You will lose money. We paid $2000 stud fee to breed to a World Champion stallion. Our mare is stunning and cost us big bucks. She was not shown, but has the right conformation. Resulting foal - beautiful to look at but had an overshot jaw. We wound up gelding him and giving him away to the neighbor's children! We took a big monetary loss in stud fee, plus shipping, plus feed/care/waiting for 11 mo., cost of gelding and we got a mini we wouldn't sell and shouldn't be bred. He made a wonderful pet - but it was our big loss.

How to make a million breeding minis?
Answer - Start with ten million.
     
    12-12-2009, 11:40 AM
  #5
Green Broke
Excellent response, SMMSLT!
     
    12-13-2009, 02:14 AM
  #6
Started
READ READ READ READ. Minis have a lot more problems foaling than big horses do, you MUST MUST MUST be there and you MUST know what to do for dystocias, you don't have time to wait on the vet. I suggest the books The Complete Book of Foaling and The Complete Foaling Manual. Go to www.marestare.com and watch the births, and read the forums about them, you'll learn a lot there as well.
     
    12-29-2009, 05:57 PM
  #7
Weanling
Thanks for the advise everyone! We are actually not really looking into breeding for the profit (although thanks for the input, SMMSLT!). We live on one of the last bits of horse properties next to a fast-growing urban area, and so the county gives us AG, or Agricultural, status (a fair cut on our taxes) if we use our land for some type of agricultural use (ie raising crops, breeding and selling an animal, etc) and so we decided on breeding minis, as we already have horses and minis would be cheaper then just buying another "full-size" (in areas of feed, supplies, bedding, etc). A few days ago we bought two chestnut tobiano registered mini mares, one a proven broodmare aged 7 and her daughter, age 3. We plan on breeding one or both of them in the spring, when the youngest turns 4 (the accepted breeding age, as we were told by the seller.)
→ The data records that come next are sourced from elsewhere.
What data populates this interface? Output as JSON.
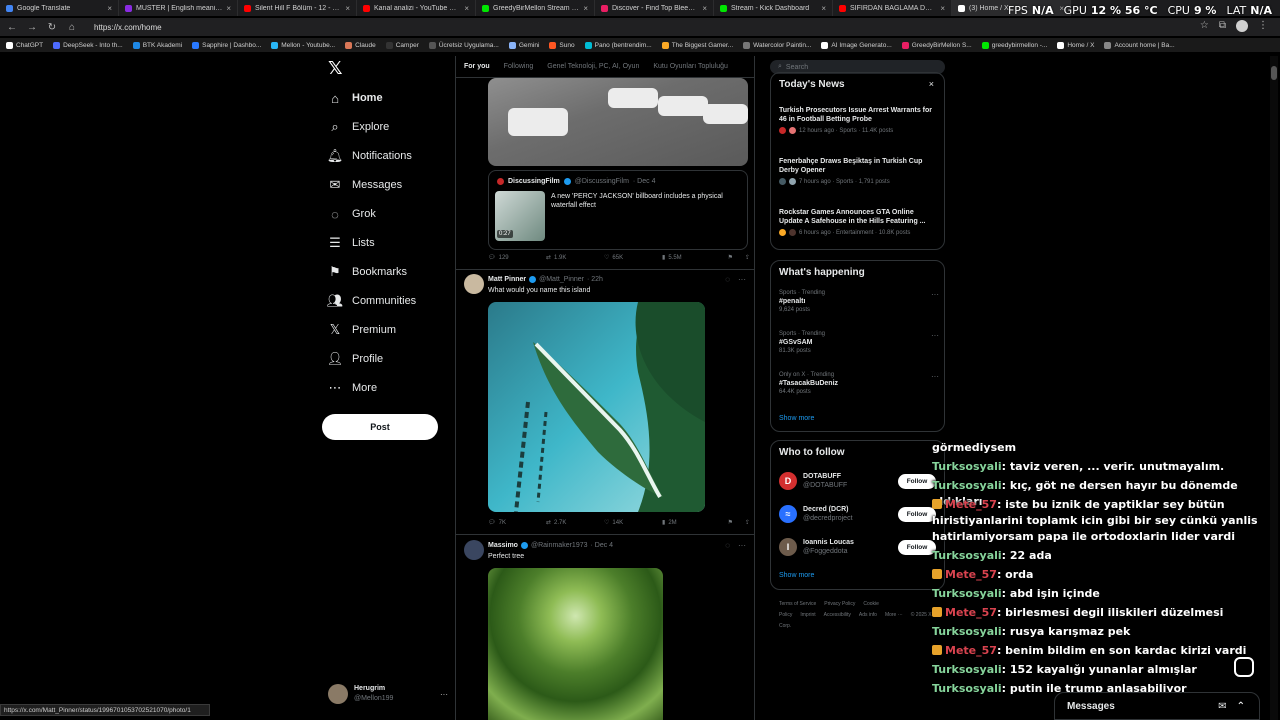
{
  "browser": {
    "tabs": [
      {
        "label": "Google Translate",
        "color": "#4285f4"
      },
      {
        "label": "MUSTER | English meaning - Cam",
        "color": "#8a2be2"
      },
      {
        "label": "Silent Hill F Bölüm - 12 - O İkili ca",
        "color": "#ff0000"
      },
      {
        "label": "Kanal analizi - YouTube Studio",
        "color": "#ff0000"
      },
      {
        "label": "GreedyBirMellon Stream - Watch",
        "color": "#00e701"
      },
      {
        "label": "Discover - Find Top Bleeps, Stream",
        "color": "#e91e63"
      },
      {
        "label": "Stream - Kick Dashboard",
        "color": "#00e701"
      },
      {
        "label": "SIFIRDAN BAĞLAMA DERSİ 3 (EN",
        "color": "#ff0000"
      },
      {
        "label": "(3) Home / X",
        "color": "#ffffff",
        "active": true
      }
    ],
    "tab_close": "×",
    "url": "https://x.com/home",
    "hud": [
      {
        "label": "FPS",
        "value": "N/A"
      },
      {
        "label": "GPU",
        "value": "12 % 56 °C"
      },
      {
        "label": "CPU",
        "value": "9 %"
      },
      {
        "label": "LAT",
        "value": "N/A"
      }
    ],
    "bookmarks": [
      {
        "label": "ChatGPT",
        "color": "#ffffff"
      },
      {
        "label": "DeepSeek - Into th...",
        "color": "#4d6bfe"
      },
      {
        "label": "BTK Akademi",
        "color": "#1e88e5"
      },
      {
        "label": "Sapphire | Dashbo...",
        "color": "#2979ff"
      },
      {
        "label": "Mellon - Youtube...",
        "color": "#29b6f6"
      },
      {
        "label": "Claude",
        "color": "#d97757"
      },
      {
        "label": "Camper",
        "color": "#333333"
      },
      {
        "label": "Ücretsiz Uygulama...",
        "color": "#555555"
      },
      {
        "label": "Gemini",
        "color": "#8ab4f8"
      },
      {
        "label": "Suno",
        "color": "#ff5722"
      },
      {
        "label": "Pano (bentrendim...",
        "color": "#00bcd4"
      },
      {
        "label": "The Biggest Gamer...",
        "color": "#f9a825"
      },
      {
        "label": "Watercolor Paintin...",
        "color": "#777777"
      },
      {
        "label": "AI Image Generato...",
        "color": "#ffffff"
      },
      {
        "label": "GreedyBirMellon S...",
        "color": "#e91e63"
      },
      {
        "label": "greedybirmellon -...",
        "color": "#00e701"
      },
      {
        "label": "Home / X",
        "color": "#ffffff"
      },
      {
        "label": "Account home | Ba...",
        "color": "#888888"
      }
    ],
    "status_url": "https://x.com/Matt_Pinner/status/1996701053702521070/photo/1"
  },
  "leftnav": {
    "logo": "𝕏",
    "items": [
      {
        "label": "Home",
        "icon": "⌂"
      },
      {
        "label": "Explore",
        "icon": "⌕"
      },
      {
        "label": "Notifications",
        "icon": "🔔︎"
      },
      {
        "label": "Messages",
        "icon": "✉"
      },
      {
        "label": "Grok",
        "icon": "◌"
      },
      {
        "label": "Lists",
        "icon": "☰"
      },
      {
        "label": "Bookmarks",
        "icon": "⚑"
      },
      {
        "label": "Communities",
        "icon": "👥︎"
      },
      {
        "label": "Premium",
        "icon": "𝕏"
      },
      {
        "label": "Profile",
        "icon": "👤︎"
      },
      {
        "label": "More",
        "icon": "⋯"
      }
    ],
    "post_label": "Post",
    "account": {
      "name": "Herugrim",
      "handle": "@Mellon199",
      "more": "···"
    }
  },
  "feed": {
    "tabs": [
      "For you",
      "Following",
      "Genel Teknoloji, PC, AI, Oyun",
      "Kutu Oyunları Topluluğu"
    ],
    "tweet1": {
      "quote": {
        "name": "DiscussingFilm",
        "handle": "@DiscussingFilm",
        "date": "· Dec 4",
        "duration": "0:27",
        "text": "A new 'PERCY JACKSON' billboard includes a physical waterfall effect"
      },
      "actions": {
        "reply": "129",
        "retweet": "1.9K",
        "like": "65K",
        "views": "5.5M"
      }
    },
    "tweet2": {
      "name": "Matt Pinner",
      "handle": "@Matt_Pinner",
      "time": "· 22h",
      "text": "What would you name this island",
      "actions": {
        "reply": "7K",
        "retweet": "2.7K",
        "like": "14K",
        "views": "2M"
      }
    },
    "tweet3": {
      "name": "Massimo",
      "handle": "@Rainmaker1973",
      "time": "· Dec 4",
      "text": "Perfect tree"
    }
  },
  "right": {
    "search_placeholder": "Search",
    "news": {
      "title": "Today's News",
      "close": "×",
      "items": [
        {
          "headline": "Turkish Prosecutors Issue Arrest Warrants for 46 in Football Betting Probe",
          "meta": "12 hours ago · Sports · 11.4K posts"
        },
        {
          "headline": "Fenerbahçe Draws Beşiktaş in Turkish Cup Derby Opener",
          "meta": "7 hours ago · Sports · 1,791 posts"
        },
        {
          "headline": "Rockstar Games Announces GTA Online Update A Safehouse in the Hills Featuring ...",
          "meta": "6 hours ago · Entertainment · 10.8K posts"
        }
      ]
    },
    "happening": {
      "title": "What's happening",
      "items": [
        {
          "context": "Sports · Trending",
          "tag": "#penaltı",
          "posts": "9,624 posts"
        },
        {
          "context": "Sports · Trending",
          "tag": "#GSvSAM",
          "posts": "81.3K posts"
        },
        {
          "context": "Only on X · Trending",
          "tag": "#TasacakBuDeniz",
          "posts": "64.4K posts"
        }
      ],
      "show_more": "Show more"
    },
    "who": {
      "title": "Who to follow",
      "items": [
        {
          "name": "DOTABUFF",
          "handle": "@DOTABUFF",
          "initial": "D",
          "color": "#d32f2f"
        },
        {
          "name": "Decred (DCR)",
          "handle": "@decredproject",
          "initial": "≈",
          "color": "#2970ff"
        },
        {
          "name": "Ioannis Loucas",
          "handle": "@Foggeddota",
          "initial": "I",
          "color": "#6d5b4b"
        }
      ],
      "follow_label": "Follow",
      "show_more": "Show more"
    },
    "footer": [
      "Terms of Service",
      "Privacy Policy",
      "Cookie Policy",
      "Imprint",
      "Accessibility",
      "Ads info",
      "More ···",
      "© 2025 X Corp."
    ]
  },
  "chat": [
    {
      "user": "",
      "text": "görmediysem",
      "type": "cont"
    },
    {
      "user": "Turksosyali",
      "text": ": taviz veren, ... verir. unutmayalım.",
      "type": "t"
    },
    {
      "user": "Turksosyali",
      "text": ": kıç, göt ne dersen hayır bu dönemde aldıkları",
      "type": "t"
    },
    {
      "user": "Mete_57",
      "text": ": iste bu iznik de yaptiklar sey bütün hiristiyanlarini toplamk icin gibi bir sey cünkü yanlis hatirlamiyorsam papa ile ortodoxlarin lider vardi",
      "type": "m"
    },
    {
      "user": "Turksosyali",
      "text": ": 22 ada",
      "type": "t"
    },
    {
      "user": "Mete_57",
      "text": ": orda",
      "type": "m"
    },
    {
      "user": "Turksosyali",
      "text": ": abd işin içinde",
      "type": "t"
    },
    {
      "user": "Mete_57",
      "text": ": birlesmesi degil iliskileri düzelmesi",
      "type": "m"
    },
    {
      "user": "Turksosyali",
      "text": ": rusya karışmaz pek",
      "type": "t"
    },
    {
      "user": "Mete_57",
      "text": ": benim bildim en son kardac kirizi vardi",
      "type": "m"
    },
    {
      "user": "Turksosyali",
      "text": ": 152 kayalığı yunanlar almışlar",
      "type": "t"
    },
    {
      "user": "Turksosyali",
      "text": ": putin ile trump anlaşabiliyor",
      "type": "t"
    }
  ],
  "messages_drawer": {
    "label": "Messages"
  }
}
That said, we will be careful to find homes for the prospect foal(s) well before their weaning, and if we can't, we have the faculties to keep the foal as long as necessary (we're not even sure if we will be able to give up the babies in the first place! :) ) It's true, then, that minis have more trouble foaling then "regular" horses, though? :( I will be sure to read up (thanks for the sources, CheyAut). Is there anything I should look for in a stud, beyond obvious qualities of temperment, confirmation, and bloodlines? The person we bought the minis from will give us a choice of 2 mini stallions she has (neither are related to our girls, we were told...does that make a difference? :\), so is there anything I should be wary of when choosing the stud? I can read up on that too, I suppose, but sometimes its helpful to hear it straight from horse owners, too. :)
     
    12-29-2009, 06:38 PM
  #8
Yearling
A lot of people use stallions and mares that are OLWS positive. Personally, we will never do that, but there's supposed to be a higher chance for color. PS; Color helps sell in minis. It can be the ugliest thing ever, but someone will love it because it's colored.

There's a lot of mini books that we've purchased, and we hate them. You can find way better information online and save yourself some money!

You also have to worry about dwarfism.
     
    12-29-2009, 09:38 PM
  #9
Weanling
Lightbulb

Quote:
Originally Posted by PaintsPwn    
You also have to worry about dwarfism.
I've heard 2 people mention that now. What is dwarfism? How can I prevent it?
     
    12-30-2009, 10:35 PM
  #10
Yearling
Dwarfism is believed to be a genetic issue in miniatures. It's just like dwarfism in humans, the horses come out with short legs, usually larger heads with TONS of health issues. Have you heard of the 'smallest horse in the world' Thumbelina? She's a dwarf mini.